His favorite teachers, the intersection of art and science, and more
There are many wonderful children’s authors, but Peter H. Reynolds holds a special place in my heart. You probably know him for The Dot, which is perhaps his most well-known creation – and my first grader’s all-time-favorite book. (Granted she’s only six, but it’s held the top spot for months, which is a big deal!)
Even before reading The Dot, though, we stumbled upon Sky Color – and were immediately hooked on Reynolds’ work.
My daughter is uber creative, so her experience (and mine) with Sky Color went far beyond its gentle messages about not allowing obstacles to deter you, and letting inspiration be your guide. She and I were mesmerized by Reynolds’ use of color – and, in some cases, the absence of it.
My personal favorite, Going Places, is another masterpiece. The book beautifully shows how far you can go when you toss aside cookie-cutter instructions, and rely on intuition and inventiveness instead.
It reminded me of my son’s passion for engineering, as well as my daughter’s many forms of creative expression.
Going Places also provides an excellent example of why we should be open to others’ view points, and what you can accomplish with teamwork. (Again, none of these messages are in your face; Reynolds simply leads us to these conclusions as we get to know his characters.)
I also love how Reynolds approached the illustrations for Going Places; many of the layouts were unexpected in one way or another. Both the story line and the mixture of visual perspectives keep readers guessing. The ending is fantastic, too.
Find your “twin”
I asked Reynolds himself about the people and experiences that have influenced his books. He said that although, growing up can be tough sometimes, it’s important to keep looking for your “twin.”

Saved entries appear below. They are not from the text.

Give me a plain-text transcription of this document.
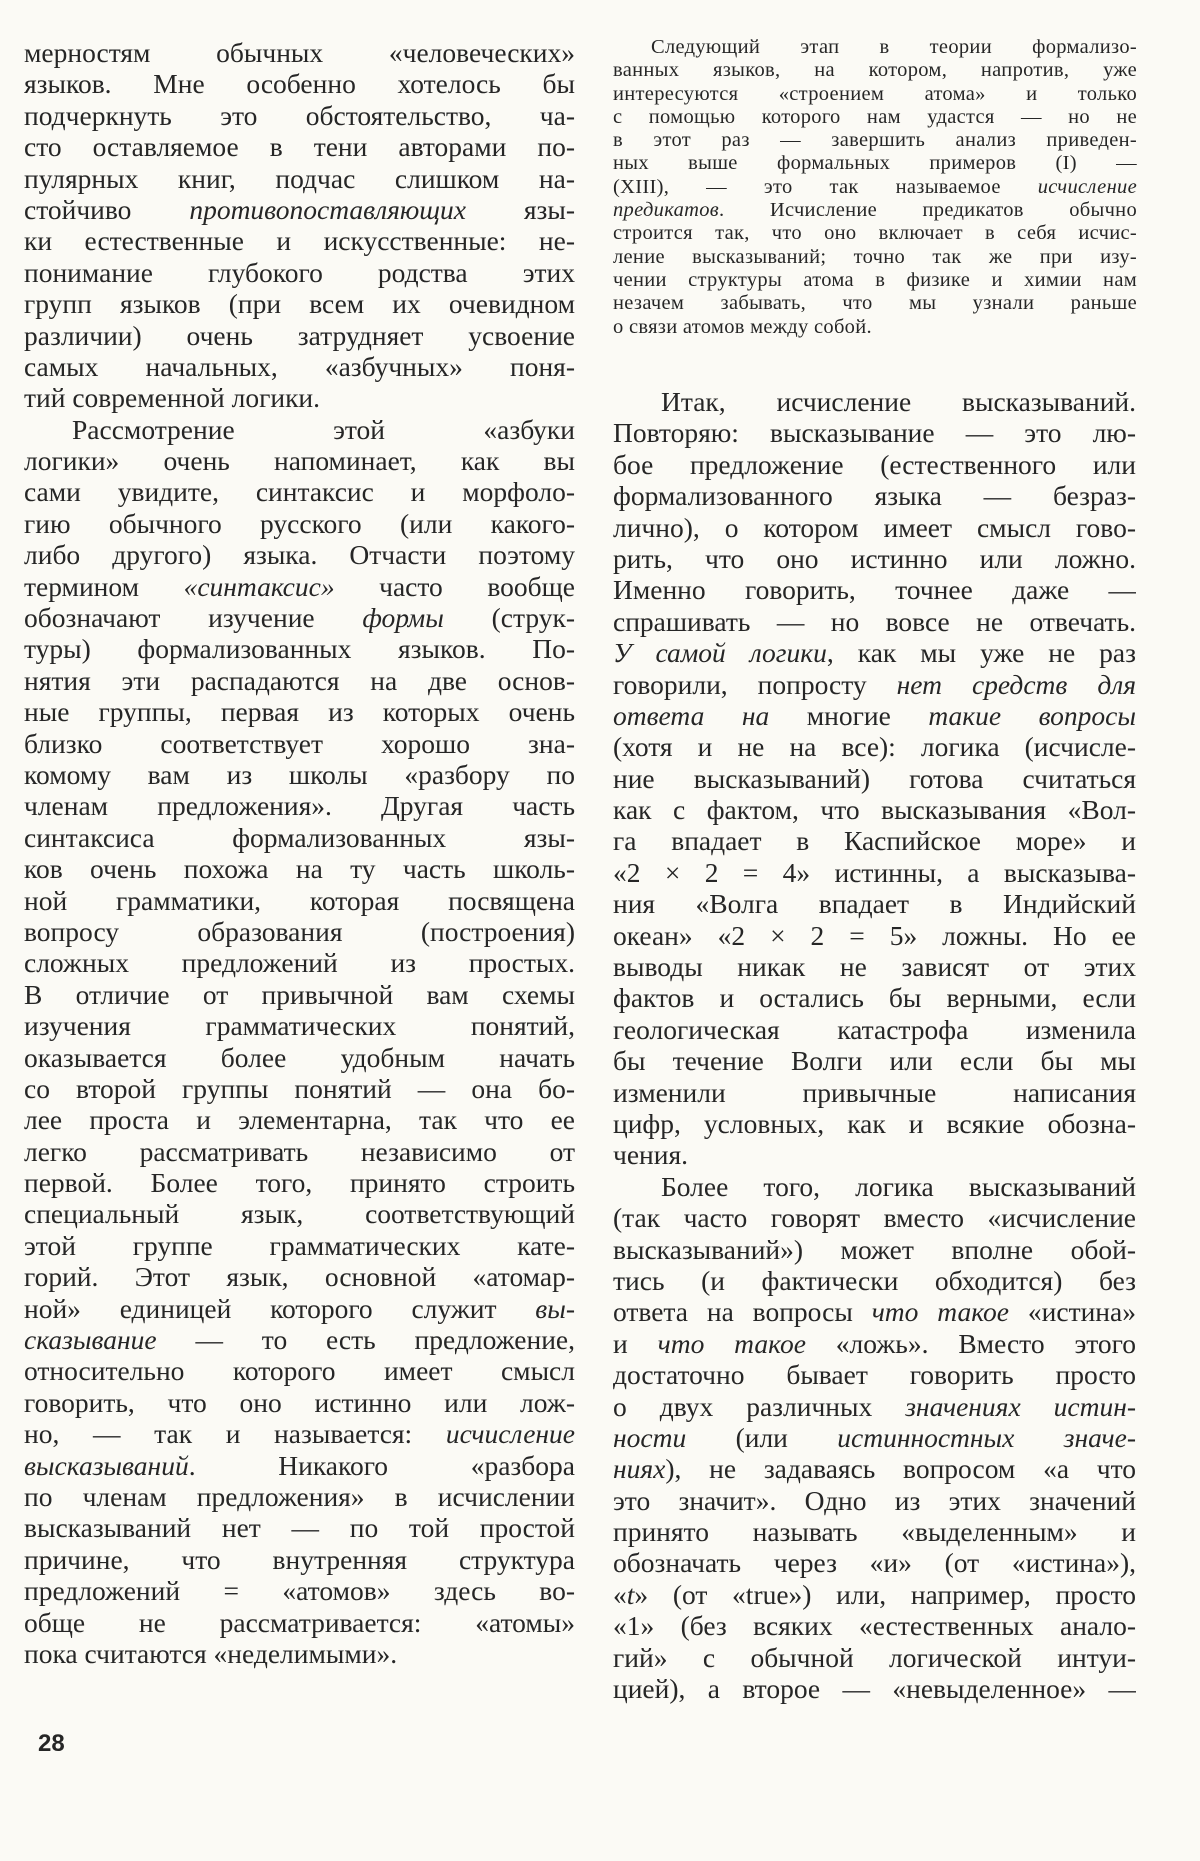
мерностям обычных «человеческих»
языков. Мне особенно хотелось бы
подчеркнуть это обстоятельство, ча-
сто оставляемое в тени авторами по-
пулярных книг, подчас слишком на-
стойчиво противопоставляющих язы-
ки естественные и искусственные: не-
понимание глубокого родства этих
групп языков (при всем их очевидном
различии) очень затрудняет усвоение
самых начальных, «азбучных» поня-
тий современной логики.
Рассмотрение этой «азбуки
логики» очень напоминает, как вы
сами увидите, синтаксис и морфоло-
гию обычного русского (или какого-
либо другого) языка. Отчасти поэтому
термином «синтаксис» часто вообще
обозначают изучение формы (струк-
туры) формализованных языков. По-
нятия эти распадаются на две основ-
ные группы, первая из которых очень
близко соответствует хорошо зна-
комому вам из школы «разбору по
членам предложения». Другая часть
синтаксиса формализованных язы-
ков очень похожа на ту часть школь-
ной грамматики, которая посвящена
вопросу образования (построения)
сложных предложений из простых.
В отличие от привычной вам схемы
изучения грамматических понятий,
оказывается более удобным начать
со второй группы понятий — она бо-
лее проста и элементарна, так что ее
легко рассматривать независимо от
первой. Более того, принято строить
специальный язык, соответствующий
этой группе грамматических кате-
горий. Этот язык, основной «атомар-
ной» единицей которого служит вы-
сказывание — то есть предложение,
относительно которого имеет смысл
говорить, что оно истинно или лож-
но, — так и называется: исчисление
высказываний. Никакого «разбора
по членам предложения» в исчислении
высказываний нет — по той простой
причине, что внутренняя структура
предложений = «атомов» здесь во-
обще не рассматривается: «атомы»
пока считаются «неделимыми».
Следующий этап в теории формализо-
ванных языков, на котором, напротив, уже
интересуются «строением атома» и только
с помощью которого нам удастся — но не
в этот раз — завершить анализ приведен-
ных выше формальных примеров (I) —
(XIII), — это так называемое исчисление
предикатов. Исчисление предикатов обычно
строится так, что оно включает в себя исчис-
ление высказываний; точно так же при изу-
чении структуры атома в физике и химии нам
незачем забывать, что мы узнали раньше
о связи атомов между собой.
Итак, исчисление высказываний.
Повторяю: высказывание — это лю-
бое предложение (естественного или
формализованного языка — безраз-
лично), о котором имеет смысл гово-
рить, что оно истинно или ложно.
Именно говорить, точнее даже —
спрашивать — но вовсе не отвечать.
У самой логики, как мы уже не раз
говорили, попросту нет средств для
ответа на многие такие вопросы
(хотя и не на все): логика (исчисле-
ние высказываний) готова считаться
как с фактом, что высказывания «Вол-
га впадает в Каспийское море» и
«2 × 2 = 4» истинны, а высказыва-
ния «Волга впадает в Индийский
океан» «2 × 2 = 5» ложны. Но ее
выводы никак не зависят от этих
фактов и остались бы верными, если
геологическая катастрофа изменила
бы течение Волги или если бы мы
изменили привычные написания
цифр, условных, как и всякие обозна-
чения.
Более того, логика высказываний
(так часто говорят вместо «исчисление
высказываний») может вполне обой-
тись (и фактически обходится) без
ответа на вопросы что такое «истина»
и что такое «ложь». Вместо этого
достаточно бывает говорить просто
о двух различных значениях истин-
ности (или истинностных значе-
ниях), не задаваясь вопросом «а что
это значит». Одно из этих значений
принято называть «выделенным» и
обозначать через «и» (от «истина»),
«t» (от «true») или, например, просто
«1» (без всяких «естественных анало-
гий» с обычной логической интуи-
цией), а второе — «невыделенное» —
28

“I was born a twin, so I’ve had someone by my side since birth,” he said. “Pretty lucky, eh? Even if you were born alone, though, there’s at least one person who will ‘get you’ and support you. And that’s all you need. Some people have thousands of social media friends; true friends are rare. Take care of the ones you have. Also, be your own best friend.”
The intersection of art, math & science
I also asked Reynolds about his thoughts on the intersection of art, math and science, which he so brilliantly shows in Going Places.
“Story is art, and beneath every great story is a ‘spine’ that holds it all together. That spine is logic, and logic is the foundation of mathematics,” he explained. “Math and science are intertwined, too, so I see creativity as the fuel for all scientific discovery.”
A great teacher can change everything
I also was curious about the teachers and mentors who have influenced his work – and life. (From Sky Color to The Dot, Reynolds dedicates each book to one of them.)
“It’s a special privilege to thank a mentor or teacher with a book dedication,” he said. “I have a teacher who changed my life in seventh grade. His name was Mr. Matson and he noticed I loved to draw and doodle through class, so he challenged me to use my art, storytelling and imagination to teach math.”
Reynolds said he created a comic book with this goal in mind, and when he brought it to school, Mr. Matson pointed out that what he’d created also was called a storyboard – a tool that filmmakers use to plan out their films.
“So, at age 12, I made my first animated film to teach math!” he exclaimed. “That moment changed my life. My teacher not only connected math to storytelling; he did something even more sublime and powerful: he noticed me. How poetically simple. Me. I mattered. That is powerful. There are so many children waiting for a similar moment. To be noticed. To have their potential seen and discovered.”
I couldn’t agree more, Peter. Thank you for taking the time to share your insights with me. I am truly honored.